Discussing Liability With an Attorney
The liability rules for accidents include such complex situations as defective products where liability can be assigned to manufacturers, distributors, and even retail outlets that sell the defective products. Moreover, liability is often assigned due to attorneys’ thorough investigations that ferret unexpected parties to share liability.
It can be difficult to determine liability in complex cases. For instance, in car accidents, both drivers and car owners are the first to be investigated as defendants in a lawsuit.
A car accident attorney can help you figure out the person or multiple parties who share the blame. The attorney can also help you by negotiating insurance settlements.
Other types of accidents require even more complex investigations and case building. For example, a premises liability case combined with trespassing might become a difficult lawsuit.

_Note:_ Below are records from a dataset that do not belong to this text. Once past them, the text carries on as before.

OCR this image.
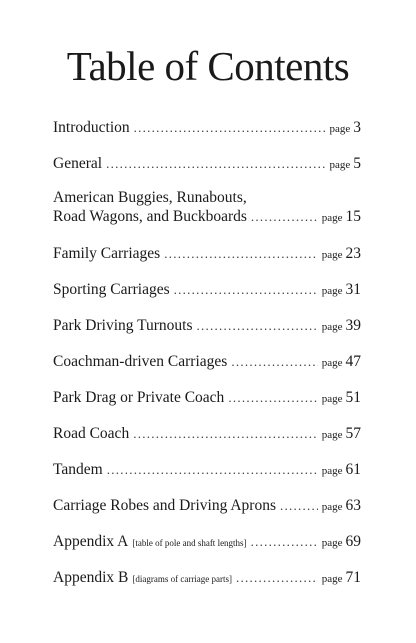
Table of Contents
Introduction . . .	page 3
General . . .	page 5
American Buggies, Runabouts,
Road Wagons, and Buckboards . . .	page 15
Family Carriages . . .	page 23
Sporting Carriages . . .	page 31
Park Driving Turnouts . . .	page 39
Coachman-driven Carriages . . .	page 47
Park Drag or Private Coach . . .	page 51
Road Coach . . .	page 57
Tandem . . .	page 61
Carriage Robes and Driving Aprons . . .	page 63
Appendix A [table of pole and shaft lengths] . . .	page 69
Appendix B [diagrams of carriage parts] . . .	page 71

In addition, medical malpractice, nursing home abuse masked as accidents, wrongful death, attractive nuisance cases, or defective product matters require tailored management from a specialized law firm.
Updating Liability Laws
When it comes to auto accidents, the law is currently wrestling with the concept of liability for autonomous vehicles, commonly known as self-driving cars.
Theoretically, lawsuits and liability for accidents will be dramatically reduced, but lawyers and law enforcement officials will still struggle to assign liability based on the same old set of laws.
Unfortunately, accidents will continue to happen even if they greatly drop in volume. However, changes to strict liability are recommended to reduce the number of car accident-related lawsuits.